A new analysis about the participation of international students in the Estonian labour market and its impact on the economy came out. The international students have paid EUR 8 Million in income and social tax in Estonia. Graduates from the previous year contributed with EUR 2 Million and the share of international students who work while studying is on the rise in the last three years. A half of them stayed working in Estonia after graduation. It is estimated that in total international students contribute EUR 20 Million to the Estonian economy, as it was explained by Eero Loonurm, head of the international marketing agency at Archimedes Foundation. He also added that one of the indicators in the strategy for international promotion of Estonian higher education is employment in Estonia after graduation. Their goal is to have 30% of international graduates in Master’s or PhD studies continue working in Estonia.

Some figures:

  • Approximately a half of international students in Estonia work besides studying, compared to over 80% of local students.
  • The share of international students who after graduation stay in Estonia for work has slightly increased in the last two years: in 2017, it was 45%, and in 2018, it was 51%.
  • The share of working international students is smallest in integrated study programmes. Only a few international students in these programmes work besides studying, as opposed to around 80% of local students. Compared to other levels of study, international students in Bachelor’s studies work less.
  • The share of international students with a Master’s or Doctoral degree who worked immediately after graduation was 56% in academic year 2016/2017 and 58% in 2017/2018.
  • The most likely to continue working in Estonia after finishing studies are international students of Tallinn University and Tallinn University of Technology.
  • The most likely to work besides studying are international students in information and communication technologies; engineering, manufacturing and construction; and business, administration and law (two thirds of international students in these fields worked in academic year 2018/2019). Graduates in the same fields also stay working in Estonia more frequently compared to others. A contributing factor could be that there are many enterprises offering an international work setting for graduates of these fields.
  • For years, international students have mainly worked in administrative and support service, accommodation and food service and information and communication enterprises.
  • Compared to local students, international students are more likely to work in enterprises in foreign ownership.

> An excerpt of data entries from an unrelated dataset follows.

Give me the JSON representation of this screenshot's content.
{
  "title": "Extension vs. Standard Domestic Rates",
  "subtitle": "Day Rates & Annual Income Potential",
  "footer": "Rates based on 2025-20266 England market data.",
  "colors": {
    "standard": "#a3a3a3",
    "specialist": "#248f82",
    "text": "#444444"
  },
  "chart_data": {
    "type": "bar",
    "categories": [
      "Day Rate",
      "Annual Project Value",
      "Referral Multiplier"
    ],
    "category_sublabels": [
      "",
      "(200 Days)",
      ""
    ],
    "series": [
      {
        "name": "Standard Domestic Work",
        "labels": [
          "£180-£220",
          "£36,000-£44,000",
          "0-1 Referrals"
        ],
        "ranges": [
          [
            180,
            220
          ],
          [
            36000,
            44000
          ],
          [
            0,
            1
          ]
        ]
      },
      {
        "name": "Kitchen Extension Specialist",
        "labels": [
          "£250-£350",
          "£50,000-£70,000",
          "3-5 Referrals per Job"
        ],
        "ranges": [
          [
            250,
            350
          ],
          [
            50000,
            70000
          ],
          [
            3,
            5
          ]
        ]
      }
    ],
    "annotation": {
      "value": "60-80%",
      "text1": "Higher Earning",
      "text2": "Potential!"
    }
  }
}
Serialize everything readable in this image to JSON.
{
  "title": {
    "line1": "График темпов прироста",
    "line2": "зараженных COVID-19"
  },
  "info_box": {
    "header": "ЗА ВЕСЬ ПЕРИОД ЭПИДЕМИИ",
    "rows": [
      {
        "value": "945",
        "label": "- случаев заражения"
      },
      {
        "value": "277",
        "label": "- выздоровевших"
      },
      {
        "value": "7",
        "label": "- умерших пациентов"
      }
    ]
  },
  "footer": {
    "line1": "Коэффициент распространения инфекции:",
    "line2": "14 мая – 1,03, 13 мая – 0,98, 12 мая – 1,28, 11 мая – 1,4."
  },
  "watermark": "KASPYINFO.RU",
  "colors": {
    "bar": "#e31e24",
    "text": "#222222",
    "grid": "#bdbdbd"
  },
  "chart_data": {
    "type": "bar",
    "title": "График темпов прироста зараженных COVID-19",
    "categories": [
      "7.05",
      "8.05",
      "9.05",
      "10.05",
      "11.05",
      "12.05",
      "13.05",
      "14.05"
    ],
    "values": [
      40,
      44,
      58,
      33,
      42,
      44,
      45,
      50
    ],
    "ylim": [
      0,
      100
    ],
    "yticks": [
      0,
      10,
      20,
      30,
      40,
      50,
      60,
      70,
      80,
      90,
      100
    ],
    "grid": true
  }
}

  • In academic year 2018/2019, international students in Estonia paid 2.4 million euros in income tax and 5.6 million euros in social tax.
  • International students in information and communication enterprises contributed the most (total income tax paid in academic year 2018/2019 was 0.73 million euros). The contribution of foreign graduates was also largest in this economic activity.
  • In 2018/2019, international students who graduated in 2017/2018 paid 0.9 million euros in income tax and 1.9 million euros in social tax in Estonia.